Otro golpecito en la frente.
“¿Dónde has oído hablar del cerebro de Esfinge, del cristal de veneno de Medusa Corona y de Notario?”
Esta información era inaccesible para el ciudadano de a pie.
“N-no puedo decirlo”. Una gota de sudor frío apareció en la frente de Roddy.
¿Acuerdo de confidencialidad u otras restricciones? Lumian estudió a Roddy durante unos segundos y sonrió.
“Entonces dime quién es tu maestro”.
Roddy se quedó paralizado, con los ojos abiertos de miedo.
No esperaba que la otra parte estuviera tan segura de que tenía un maestro, de que era el siervo de otro.
“Tres, dos…” Lumian comenzó la cuenta atrás.
“Es el Señor Morgalla”, soltó Roddy.
“Entonces llévame allí”, pidió Lumian con calma.
La sudoración de Roddy se intensificó.
“No, no, soy el asistente de Monsieur Fidel.
“Es el vicepresidente de la Cámara de Comercio Conjunta de Puerto Farim”.
¿Participando en numerosas reuniones de misticismo organizadas por Fidel como asistente? Aunque no puede divulgar la información correspondiente a otros, puede utilizar la información obtenida para estafar a aventureros… Lumian se levantó pensativo, desmontó la Botella de Ficción y sacó a Carmel y a sus cómplices estafadores. Los interrogó uno por uno y confirmó que Roddy era efectivamente el ayudante de Fidel Guerra.
Una de las principales tareas del vicepresidente de la Cámara de Comercio Conjunta de Puerto Farim era ayudar a los piratas a manipular cargamentos delicados e ilegales.
…
Puerto Farim, Quartier des Black Pearls [Distrito de las Perlas Negras], Oficina del Gobernador General, 16 Rue Coreas.
Lumian dio una palmadita a Roddy, ahora vestido con su atuendo rojo de asistente con adornos dorados y pantalones blancos. Una sonrisa se dibujó en los labios de Lumian mientras hablaba.

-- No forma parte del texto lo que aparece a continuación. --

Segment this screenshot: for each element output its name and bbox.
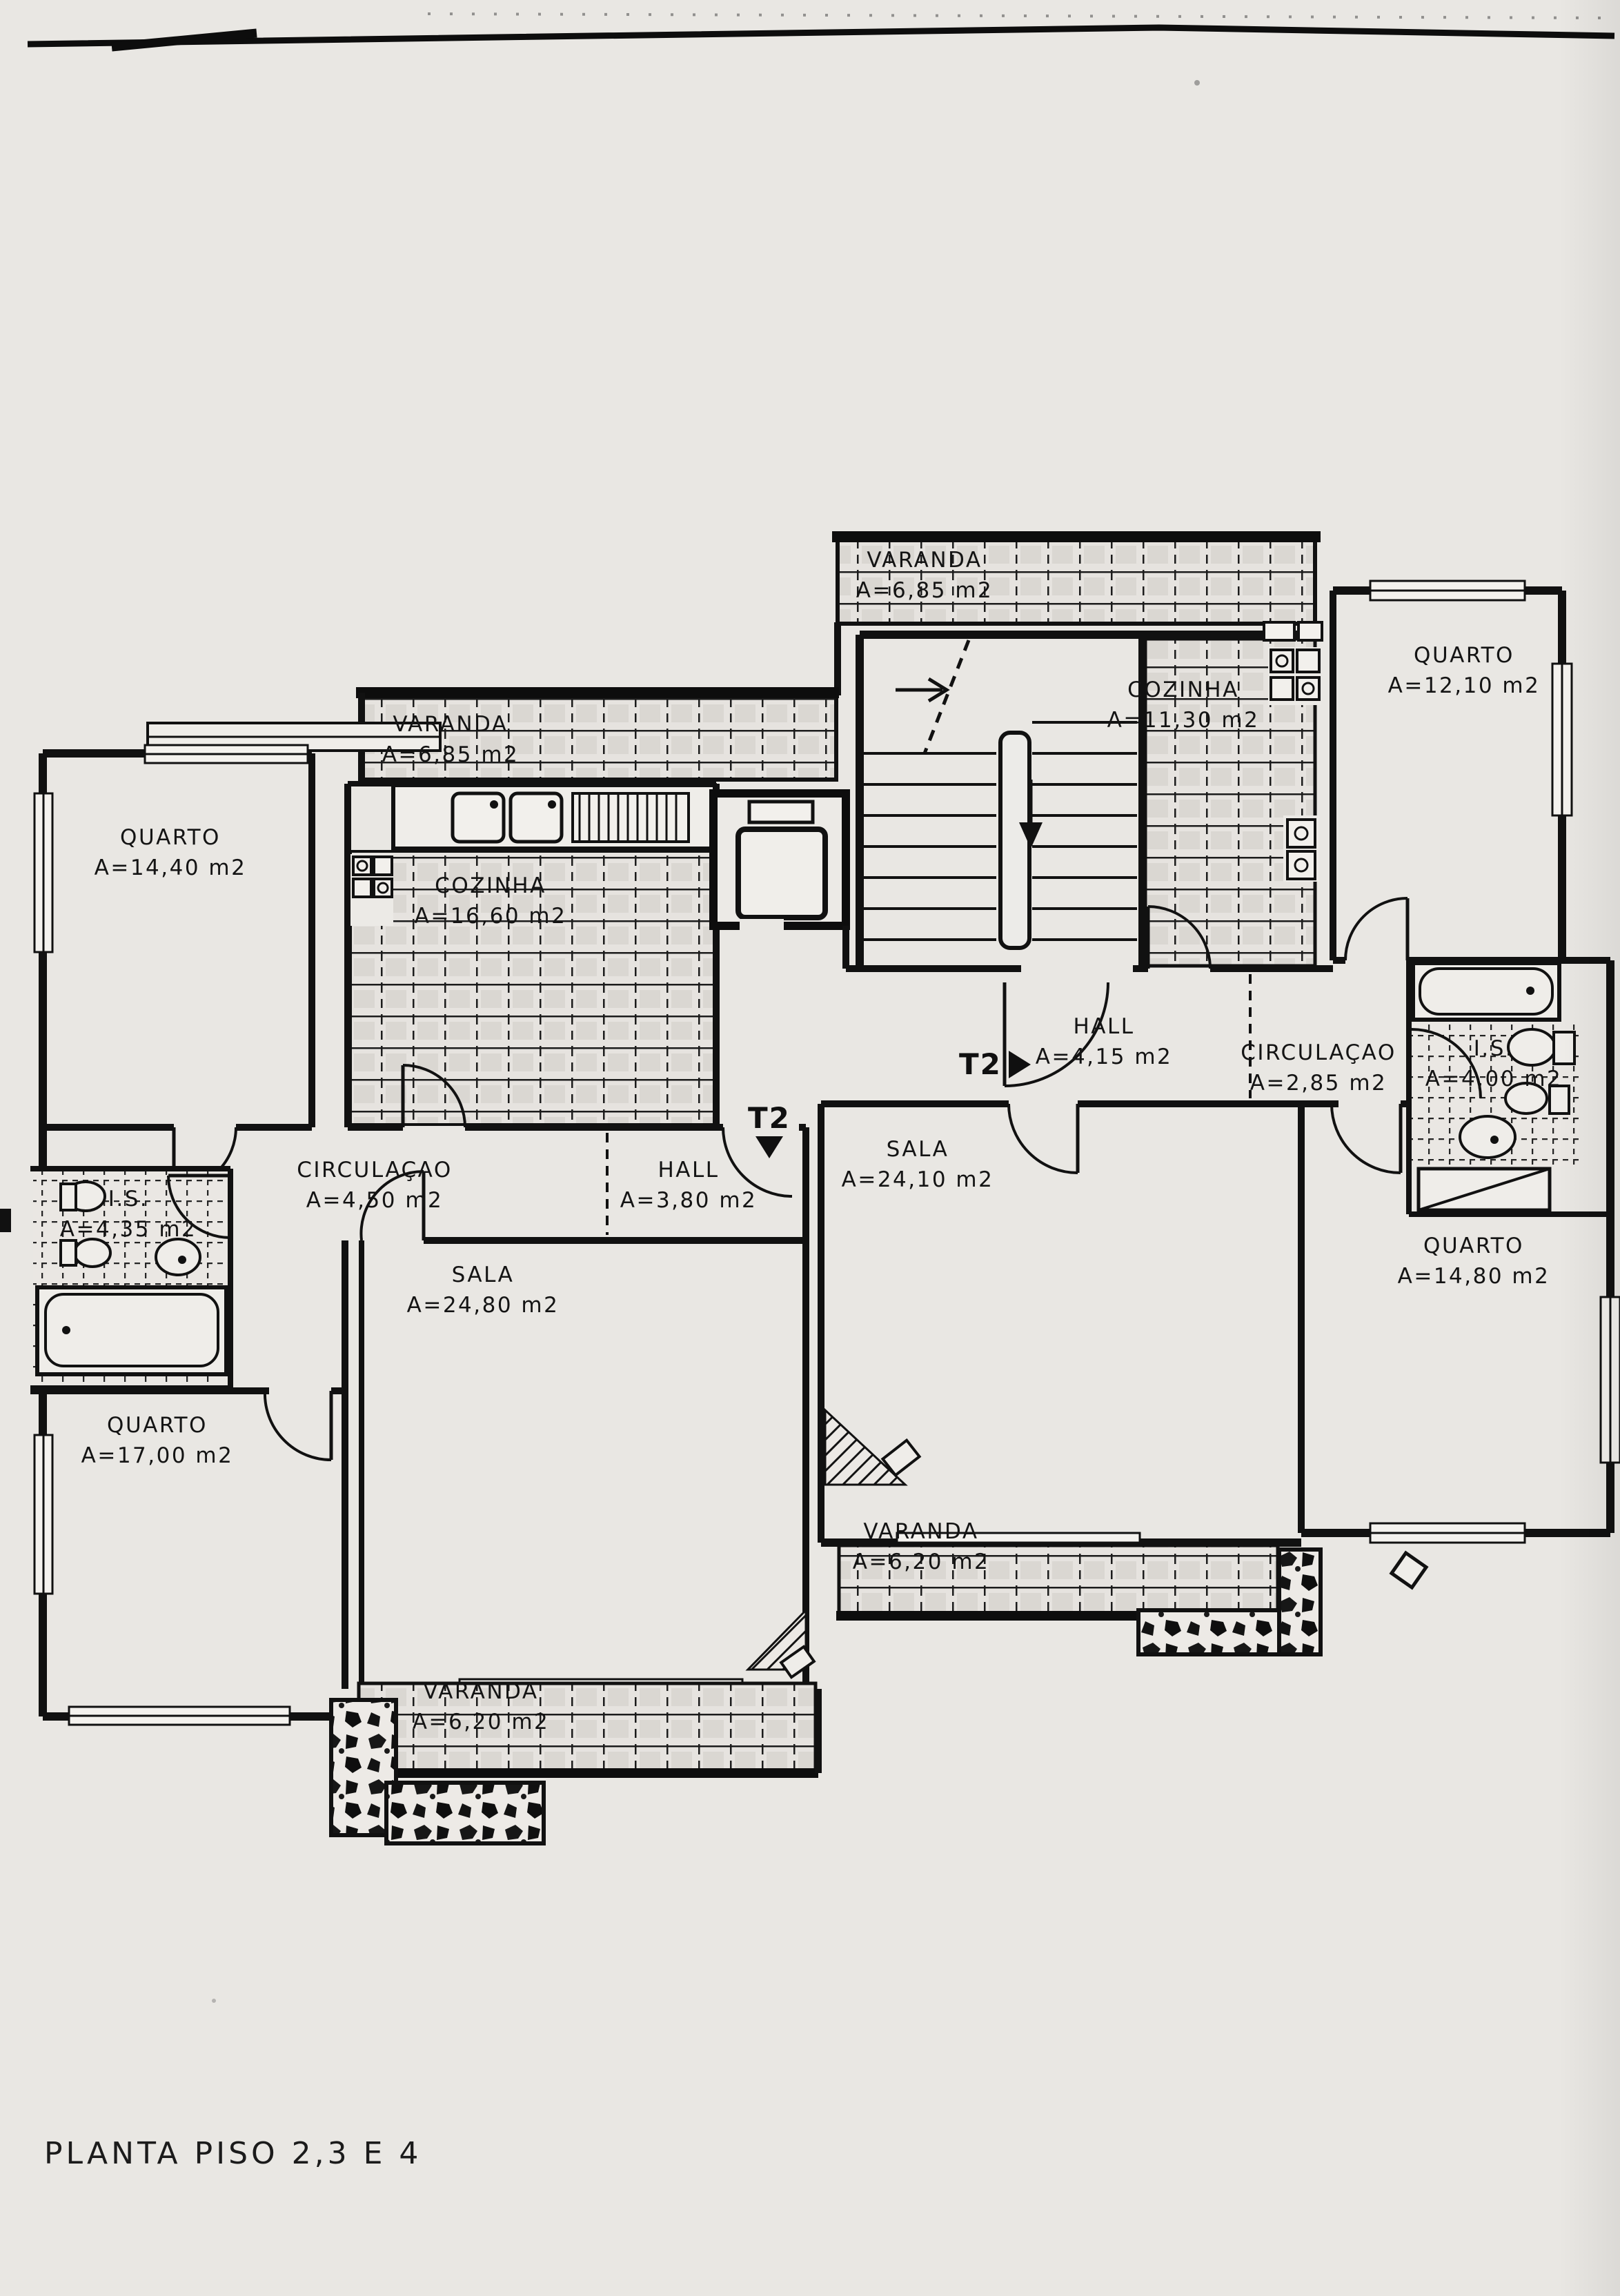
room-label-quarto-1480: QUARTOA=14,80 m2 (1398, 1231, 1550, 1292)
room-label-sala-left: SALAA=24,80 m2 (407, 1260, 560, 1320)
room-label-cozinha-right: COZINHAA=11,30 m2 (1107, 675, 1260, 735)
room-label-cozinha-left: COZINHAA=16,60 m2 (415, 871, 567, 931)
room-label-quarto-17: QUARTOA=17,00 m2 (81, 1410, 234, 1471)
room-label-sala-right: SALAA=24,10 m2 (842, 1134, 994, 1195)
room-label-varanda-left: VARANDAA=6,85 m2 (382, 709, 519, 770)
balcony-bottom-left (331, 1683, 818, 1843)
room-label-varanda-top: VARANDAA=6,85 m2 (856, 545, 993, 606)
room-label-varanda-center: VARANDAA=6,20 m2 (853, 1516, 989, 1577)
room-label-hall-right: HALLA=4,15 m2 (1036, 1011, 1172, 1072)
elevator (713, 793, 861, 969)
room-label-is-right: I.S.A=4,00 m2 (1425, 1033, 1562, 1094)
unit-marker-label: T2 (748, 1101, 791, 1135)
arrow-right-icon (1009, 1051, 1031, 1078)
room-label-circulacao-right: CIRCULAÇAOA=2,85 m2 (1241, 1038, 1396, 1098)
floorplan-drawing (0, 0, 1620, 2296)
room-label-quarto-1440: QUARTOA=14,40 m2 (95, 822, 247, 883)
room-label-circulacao-left: CIRCULAÇAOA=4,50 m2 (297, 1155, 452, 1216)
plan-title: PLANTA PISO 2,3 E 4 (44, 2136, 422, 2171)
unit-marker-label: T2 (959, 1047, 1002, 1081)
room-label-varanda-bottomleft: VARANDAA=6,20 m2 (413, 1676, 549, 1737)
room-label-is-left: I.S.A=4,35 m2 (60, 1184, 197, 1245)
kitchen-left (348, 784, 723, 1127)
unit-marker-t2-left: T2 (748, 1101, 791, 1158)
room-label-hall-left: HALLA=3,80 m2 (620, 1155, 757, 1216)
floorplan-page: VARANDAA=6,85 m2 COZINHAA=11,30 m2 QUART… (0, 0, 1620, 2296)
unit-marker-t2-right: T2 (959, 1047, 1031, 1081)
arrow-down-icon (755, 1136, 783, 1158)
room-label-quarto-12: QUARTOA=12,10 m2 (1388, 640, 1541, 701)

“Dígale a Monsieur Fidel que estoy interesado en comprar algunos ingredientes místicos y que agradecería la oportunidad de discutirlo más a fondo”.
“De acuerdo”. Roddy anhelaba pronunciar una sola súplica: “Si tuviera la amabilidad de quitarme el revólver de la espalda, le estaría eternamente agradecido”.

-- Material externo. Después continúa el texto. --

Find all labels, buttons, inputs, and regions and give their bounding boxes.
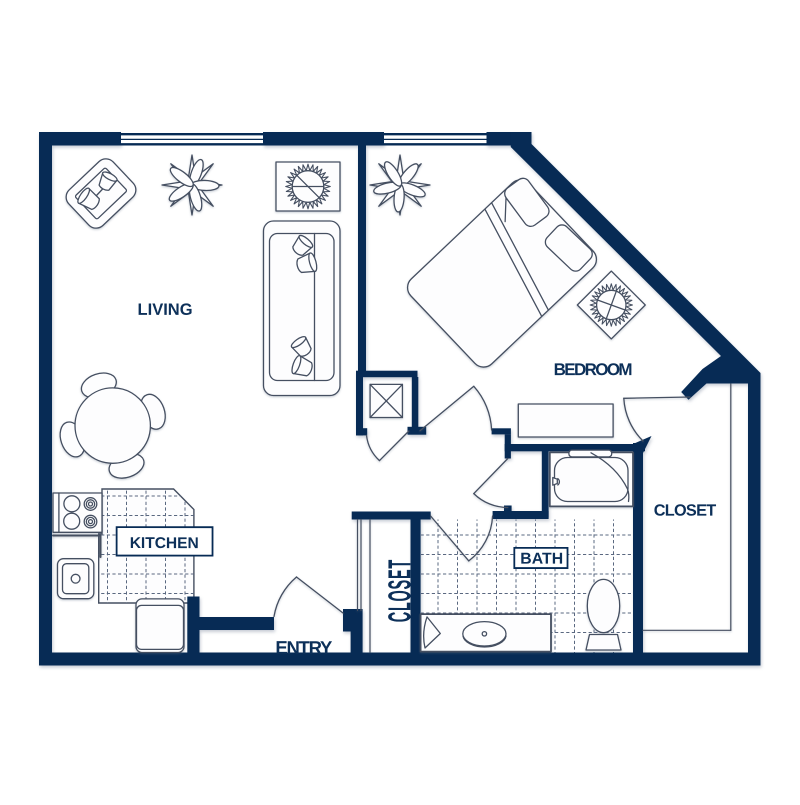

Apoyado contra la pared desgastada de una casa cercana, Lumian observó cómo el estafador entraba nervioso en la Unidad 16, el edificio de cuatro plantas y tejado gris adornado con numerosas estatuas.
En el momento en que Roddy entró, escapando de la puntería directa del revólver, su primer instinto fue enterrar todo el incidente y olvidar que había ocurrido.

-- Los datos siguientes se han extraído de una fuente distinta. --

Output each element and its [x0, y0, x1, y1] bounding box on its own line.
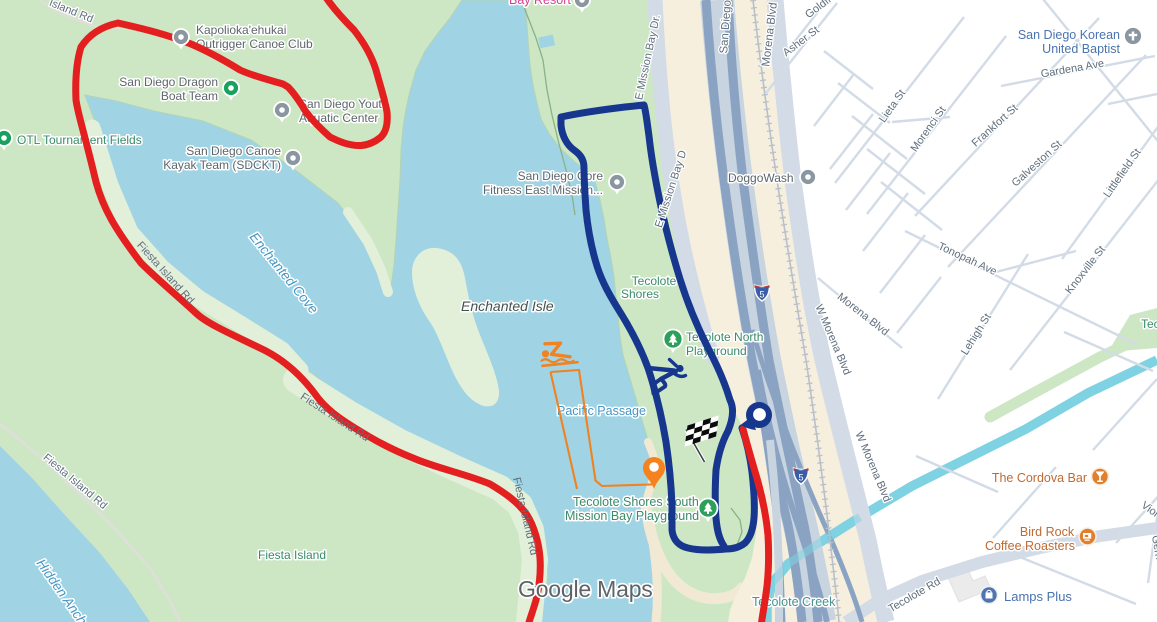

Pero entonces recordó la escalofriante advertencia del hombre que disparó sin vacilar: un silencio de diez minutos de Fidel, y los verdaderos colores de Roddy como estafador se pintarían a todo volumen al otro lado de la calle.
¿Debo mentir y decir que Monsieur Fidel no está disponible? Pero no parece fácil de engañar. Una reacción drástica podría ser peor… Roddy, atrapado en un dilema, apretó los dientes y golpeó la puerta del estudio.
Fidel Guerra, un hombre descendiente tanto de sangre Intis como Feynapotter, poseía un cabello negro rizado que había empezado a mostrar signos de la edad, ojos castaño oscuro y piel oscurecida por el sol. Aunque antaño era conocido por su porte refinado, el tiempo había dejado huella en su rostro, dejando tras de sí una melena de pelo blanco moteado y arrugas prominentes.
Vestido con una impecable camisa blanca y un chaleco marrón, sorbió tranquilamente su vino mientras Roddy, temblando de miedo, balbuceaba su confesión. Habló de sus malas intenciones, de su intento de estafar al nuevo aventurero.
En cuanto Roddy mencionó a Lumian saltando sobre la plataforma de madera, disparando para llamar la atención y preguntando audazmente por la obtención de un objeto místico, el mercader suspiró e interrumpió a su nervioso ayudante.
“No hay necesidad de dar más detalles. ¿Desea verme ahora?”